Sur la demande en paiement d’une indemnité d’occupation
Mme [P] [U] est désormais occupante sans droit ni titre. Cette occupation illicite cause manifestement et nécessairement un préjudice au bailleur qui doit être réparé par l’allocation d’une indemnité d’occupation qui sera fixée par référence au montant du loyer et des charges qui auraient été dus en cas de non-résiliation du bail dans la limite de la demande formée par Mme [I] [B], soit la somme mensuelle de 420 euros.
Sur les autres demandes
Mme [P] [U], qui succombe à l’instance, devra supporter la charge des dépens et celle des frais énoncés à l’article 700 du code de procédure civile qu’il apparaît conforme à l’équité de fixer à la somme de 350 euros.

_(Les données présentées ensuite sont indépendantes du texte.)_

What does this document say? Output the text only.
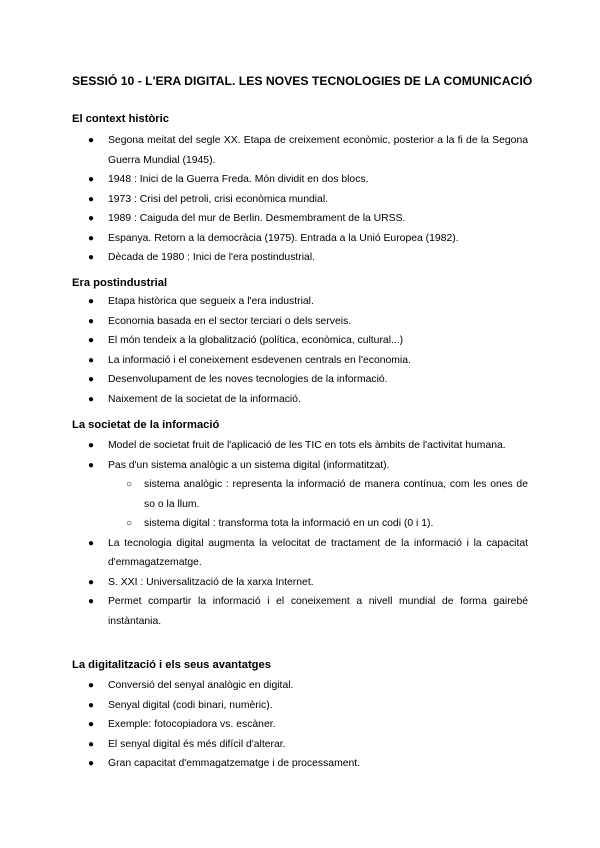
SESSIÓ 10 - L'ERA DIGITAL. LES NOVES TECNOLOGIES DE LA COMUNICACIÓ
El context històric
● Segona meitat del segle XX. Etapa de creixement econòmic, posterior a la fi de la Segona Guerra Mundial (1945).
● 1948 : Inici de la Guerra Freda. Món dividit en dos blocs.
● 1973 : Crisi del petroli, crisi econòmica mundial.
● 1989 : Caiguda del mur de Berlin. Desmembrament de la URSS.
● Espanya. Retorn a la democràcia (1975). Entrada a la Unió Europea (1982).
● Dècada de 1980 : Inici de l'era postindustrial.
Era postindustrial
● Etapa històrica que segueix a l'era industrial.
● Economia basada en el sector terciari o dels serveis.
● El món tendeix a la globalització (política, econòmica, cultural...)
● La informació i el coneixement esdevenen centrals en l'economia.
● Desenvolupament de les noves tecnologies de la informació.
● Naixement de la societat de la informació.
La societat de la informació
● Model de societat fruit de l'aplicació de les TIC en tots els àmbits de l'activitat humana.
● Pas d'un sistema analògic a un sistema digital (informatitzat).
○ sistema analògic : representa la informació de manera contínua, com les ones de so o la llum.
○ sistema digital : transforma tota la informació en un codi (0 i 1).
● La tecnologia digital augmenta la velocitat de tractament de la informació i la capacitat d'emmagatzematge.
● S. XXI : Universalització de la xarxa Internet.
● Permet compartir la informació i el coneixement a nivell mundial de forma gairebé instàntania.
La digitalització i els seus avantatges
● Conversió del senyal analògic en digital.
● Senyal digital (codi binari, numèric).
● Exemple: fotocopiadora vs. escàner.
● El senyal digital és més difícil d'alterar.
● Gran capacitat d'emmagatzematge i de processament.
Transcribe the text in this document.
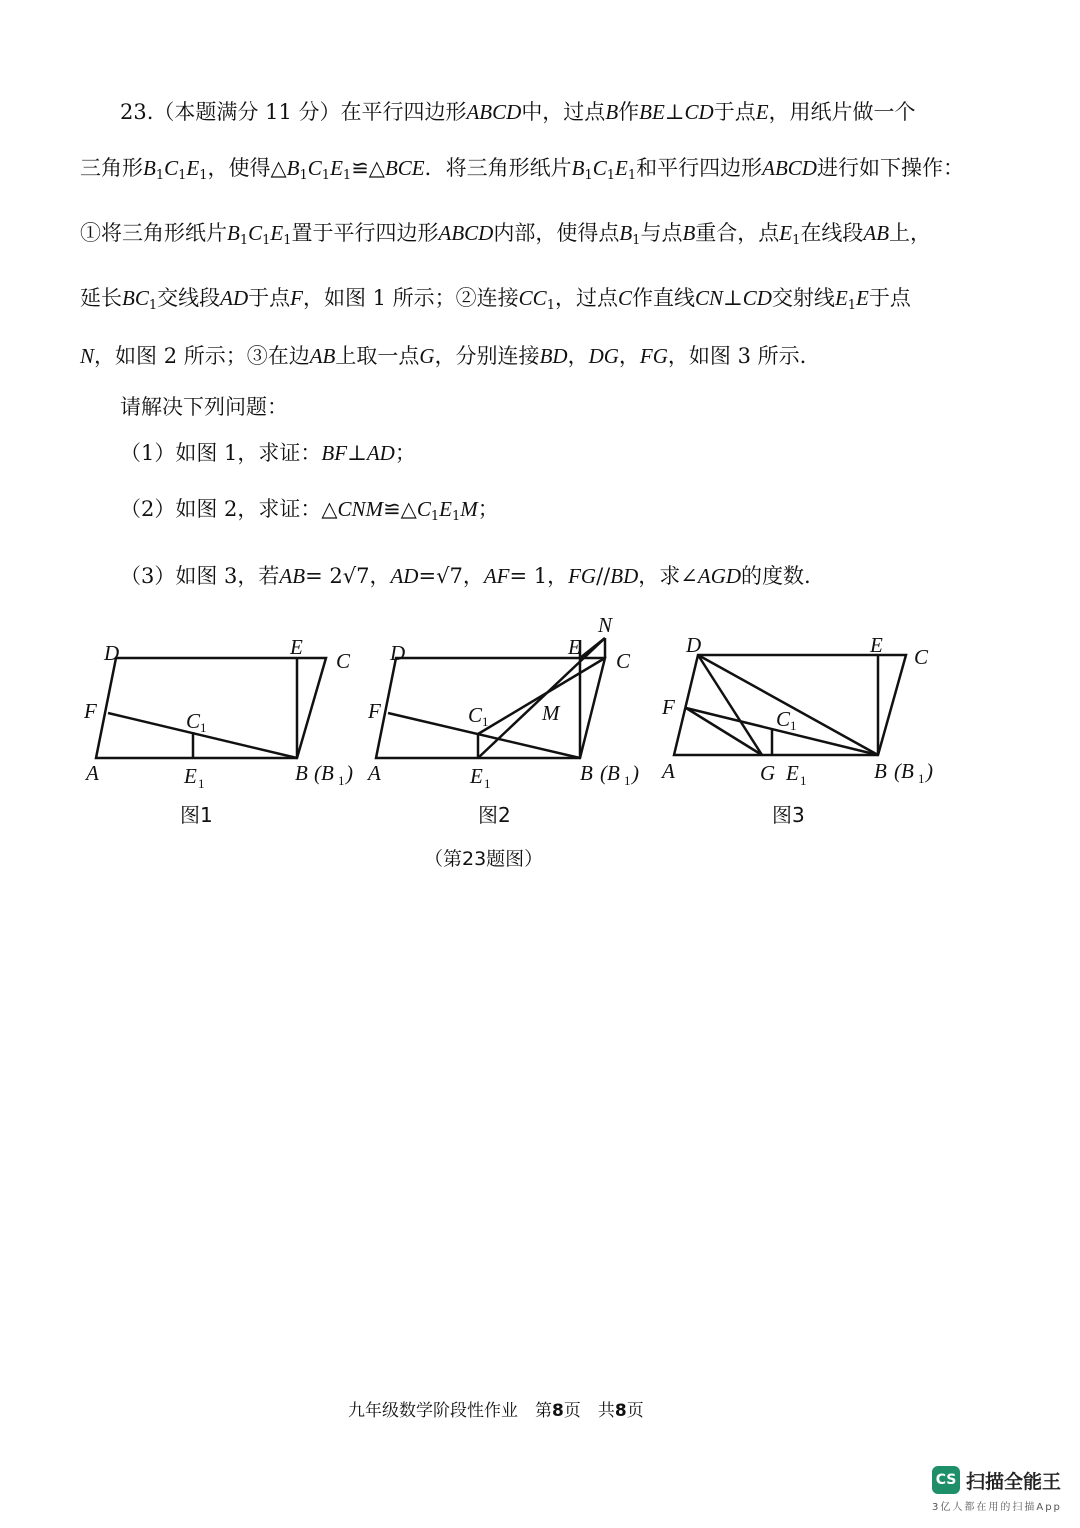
23.（本题满分 11 分）在平行四边形ABCD中，过点B作BE⊥CD于点E，用纸片做一个
三角形$B_1C_1E_1$，使得$\triangle B_1C_1E_1≌\triangle BCE$．将三角形纸片$B_1C_1E_1$和平行四边形ABCD进行如下操作：
①将三角形纸片$B_1C_1E_1$置于平行四边形ABCD内部，使得点$B_1$与点B重合，点$E_1$在线段AB上，
延长$BC_1$交线段AD于点F，如图 1 所示；②连接$CC_1$，过点C作直线CN⊥CD交射线$E_1E$于点
N，如图 2 所示；③在边AB上取一点G，分别连接BD，DG，FG，如图 3 所示.
请解决下列问题：
（1）如图 1，求证：BF⊥AD；
（2）如图 2，求证：$\triangle CNM≌\triangle C_1E_1M$；
（3）如图 3，若AB= 2√7，AD=√7，AF= 1，FG//BD，求∠AGD的度数.
D	E
C
F	C 1
A	E 1	B (B 1 )
图1
D	E
N
C
F	C 1	M
A	E 1	B (B 1 )
图2
D	E C
F	C 1
A	G E 1	B (B 1 )
图3
（第23题图）
九年级数学阶段性作业　第8页　共8页
CS 扫描全能王
3亿人都在用的扫描App
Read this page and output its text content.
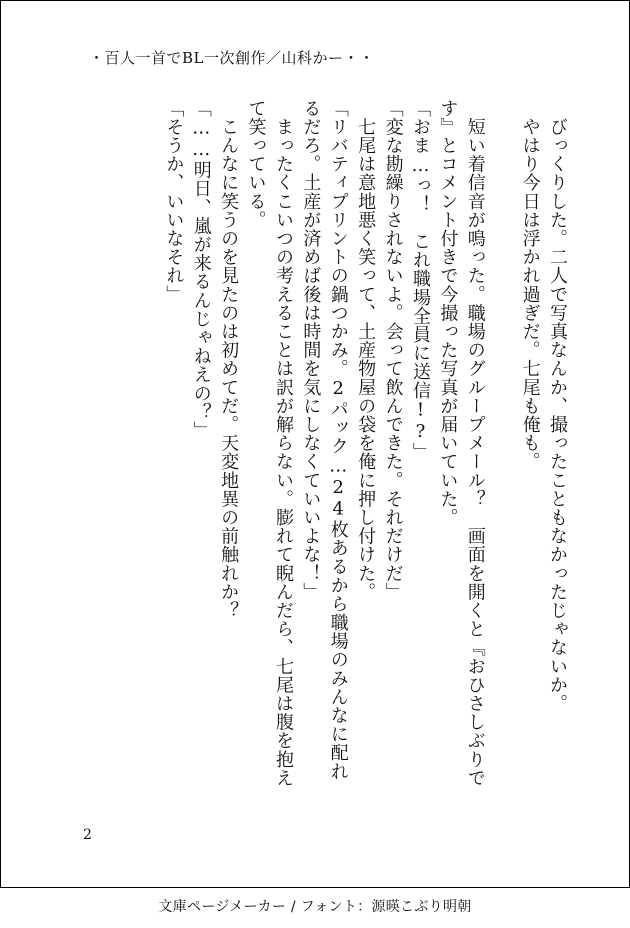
・百人一首でBL一次創作／山科かー・・

　びっくりした。二人で写真なんか、撮ったこともなかったじゃないか。

　やはり今日は浮かれ過ぎだ。七尾も俺も。

　短い着信音が鳴った。職場のグループメール？　画面を開くと『おひさしぶりです』とコメント付きで今撮った写真が届いていた。

「おま…っ！　これ職場全員に送信!?」

「変な勘繰りされないよ。会って飲んできた。それだけだ」

　七尾は意地悪く笑って、土産物屋の袋を俺に押し付けた。

「リバティプリントの鍋つかみ。2パック…24枚あるから職場のみんなに配れるだろ。土産が済めば後は時間を気にしなくていいよな！」

　まったくこいつの考えることは訳が解らない。膨れて睨んだら、七尾は腹を抱えて笑っている。

　こんなに笑うのを見たのは初めてだ。天変地異の前触れか？

「……明日、嵐が来るんじゃねえの？」

「そうか、いいなそれ」

2
文庫ページメーカー / フォント：源暎こぶり明朝
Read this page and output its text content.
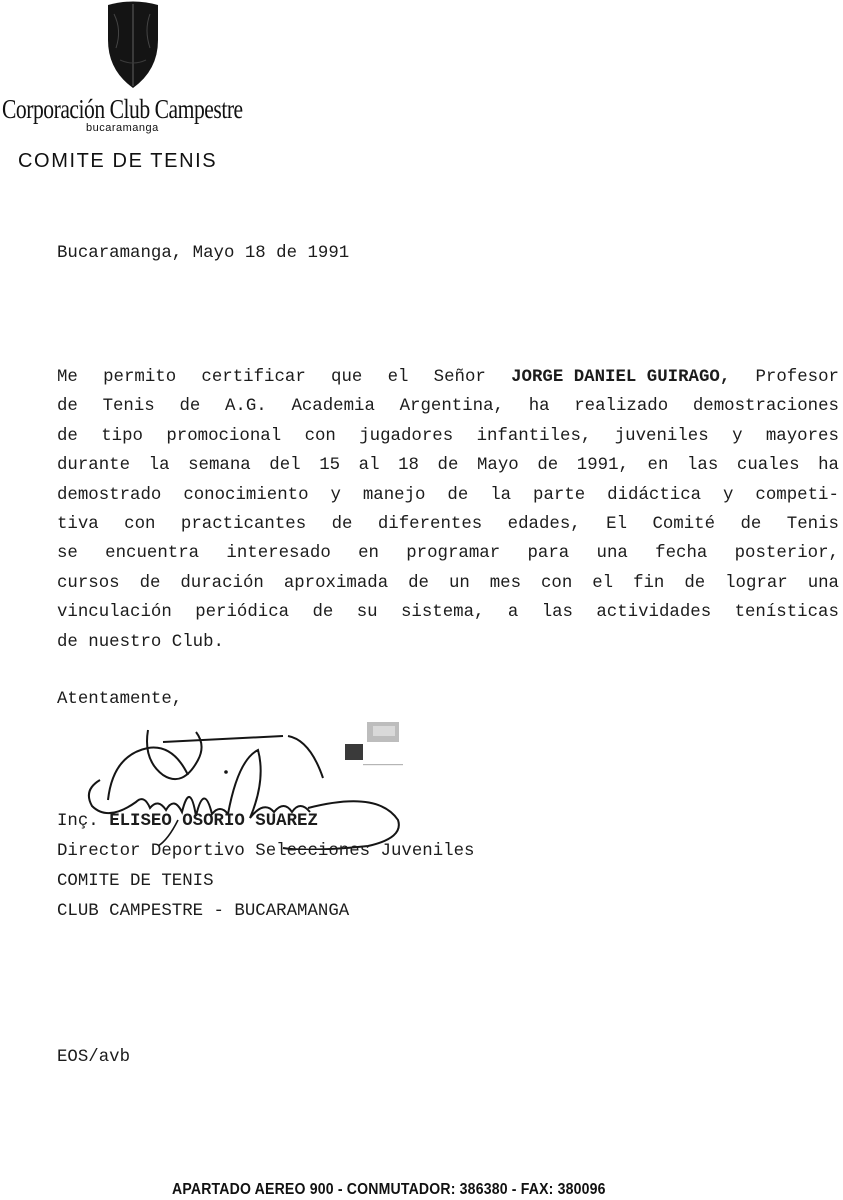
Corporación Club Campestre
bucaramanga
COMITE DE TENIS
Bucaramanga, Mayo 18 de 1991
Me permito certificar que el Señor JORGE DANIEL GUIRAGO, Profesor
de Tenis de A.G. Academia Argentina, ha realizado demostraciones
de tipo promocional con jugadores infantiles, juveniles y mayores
durante la semana del 15 al 18 de Mayo de 1991, en las cuales ha
demostrado conocimiento y manejo de la parte didáctica y competi-
tiva con practicantes de diferentes edades, El Comité de Tenis
se encuentra interesado en programar para una fecha posterior,
cursos de duración aproximada de un mes con el fin de lograr una
vinculación periódica de su sistema, a las actividades tenísticas
de nuestro Club.
Atentamente,
Inç. ELISEO OSORIO SUAREZ
Director Deportivo Selecciones Juveniles
COMITE DE TENIS
CLUB CAMPESTRE - BUCARAMANGA
EOS/avb
APARTADO AEREO 900 - CONMUTADOR: 386380 - FAX: 380096
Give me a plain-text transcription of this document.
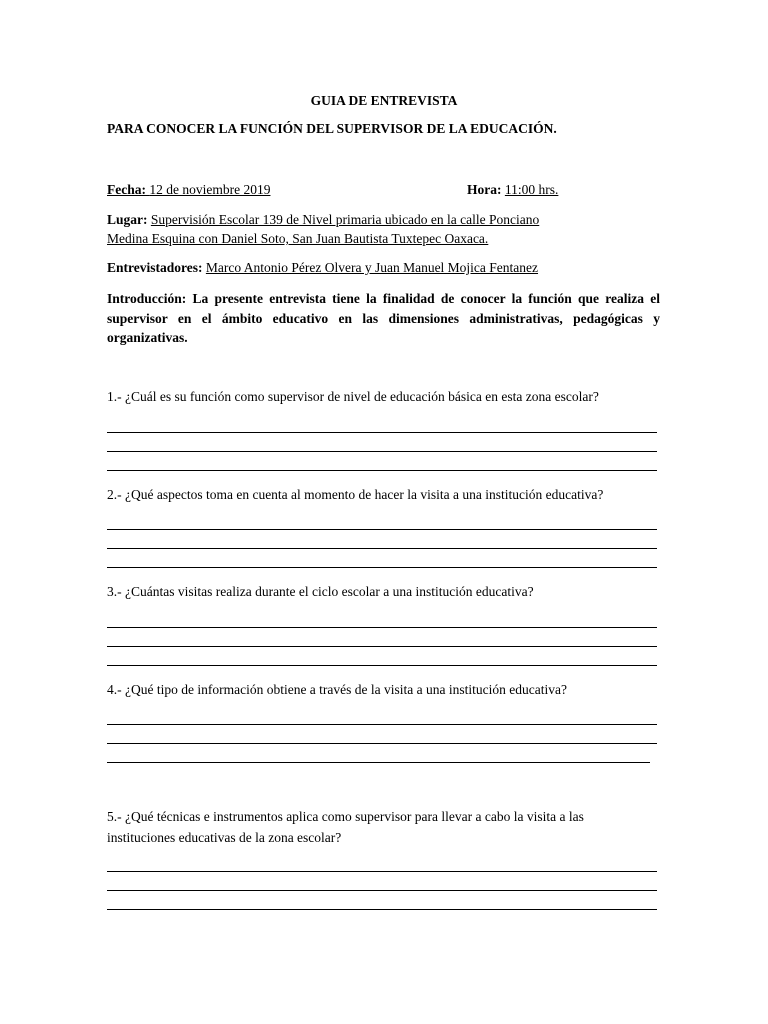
GUIA DE ENTREVISTA
PARA CONOCER LA FUNCIÓN DEL SUPERVISOR DE LA EDUCACIÓN.
Fecha: 12 de noviembre 2019	Hora: 11:00 hrs.
Lugar: Supervisión Escolar 139 de Nivel primaria ubicado en la calle Ponciano
Medina Esquina con Daniel Soto, San Juan Bautista Tuxtepec Oaxaca.
Entrevistadores: Marco Antonio Pérez Olvera y Juan Manuel Mojica Fentanez
Introducción: La presente entrevista tiene la finalidad de conocer la función que realiza el supervisor en el ámbito educativo en las dimensiones administrativas, pedagógicas y organizativas.
1.- ¿Cuál es su función como supervisor de nivel de educación básica en esta zona escolar?
2.- ¿Qué aspectos toma en cuenta al momento de hacer la visita a una institución educativa?
3.- ¿Cuántas visitas realiza durante el ciclo escolar a una institución educativa?
4.- ¿Qué tipo de información obtiene a través de la visita a una institución educativa?
5.- ¿Qué técnicas e instrumentos aplica como supervisor para llevar a cabo la visita a las instituciones educativas de la zona escolar?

Par ailleurs, la présente décision est de droit exécutoire à titre provisoire en application de l’article 514 du code de procédure civile.
PAR CES MOTIFS,
Le juge des contentieux de la protection,
Statuant publiquement par jugement réputé contradictoire en premier ressort, rendu par mise à disposition au greffe,
CONSTATE la résiliation du bail conclu le 19 octobre 2023 entre Mme [I] [B] et Mme [P] [U] à compter du 23 juillet 2024,
ORDONNE, faute de départ volontaire incluant la restitution des clefs, l’expulsion de Mme [P] [U] ainsi que tout occupant de son chef, du local sis 19 rue Saint Antoine à Issoire (63500), si besoin est avec l’assistance de la force publique et d’un serrurier, dans les formes et délais prévus par les articles L.431-1 et suivants et R.411-1 et suivants du code des procédures civiles d’exécution, et conformément à l’article L.433-1 du même code, à procéder à l’enlèvement de tous les biens mobiliers garnissant les lieux loués et à les faire entreposer dans tel local de son choix aux frais et périls des parties expulsées,
CONDAMNE Mme [P] [U] à payer à Mme [I] [B] la somme de 2.953,02 euros au titre de l’arriéré locatif arrêté au 28 novembre 2024, comprenant les loyers, charges et indemnités d’occupation jusqu’à l’échéance du mois de décembre 2024 incluse, outre intérêts au taux légal à compter du 23 mai 2024 sur la somme de 1.400 euros, et à compter du présent jugement pour le surplus,
FIXE l’indemnité d’occupation sans droit ni titre due par Mme [P] [U] à la somme mensuelle de 420 euros, à compter de la résiliation du bail et au besoin la CONDAMNE à verser à Mme [I] [B] ladite indemnité mensuelle à compter du mois de janvier 2025 et jusqu’à complète libération des lieux,
CONDAMNE Mme [P] [U] à payer à Mme [I] [B] la somme de 350 euros sur le fondement de l’article 700 du code de procédure civile ainsi qu’aux dépens comprenant le coût de l’assignation, du commandement de payer du 23 mai 2024 et celui de la notification de l’assignation au représentant de l’Etat dans le département ainsi qu’à la CCAPEX,
RAPPELLE que la présente décision est de droit exécutoire à titre provisoire,
DÉBOUTE Mme [I] [B] du surplus de ses demandes.
Ainsi fait, jugé et mis à disposition au greffe de la juridiction aux jour, mois et année susdits. En foi de quoi le jugement a été signé par le juge des contentieux de la protection et le greffier.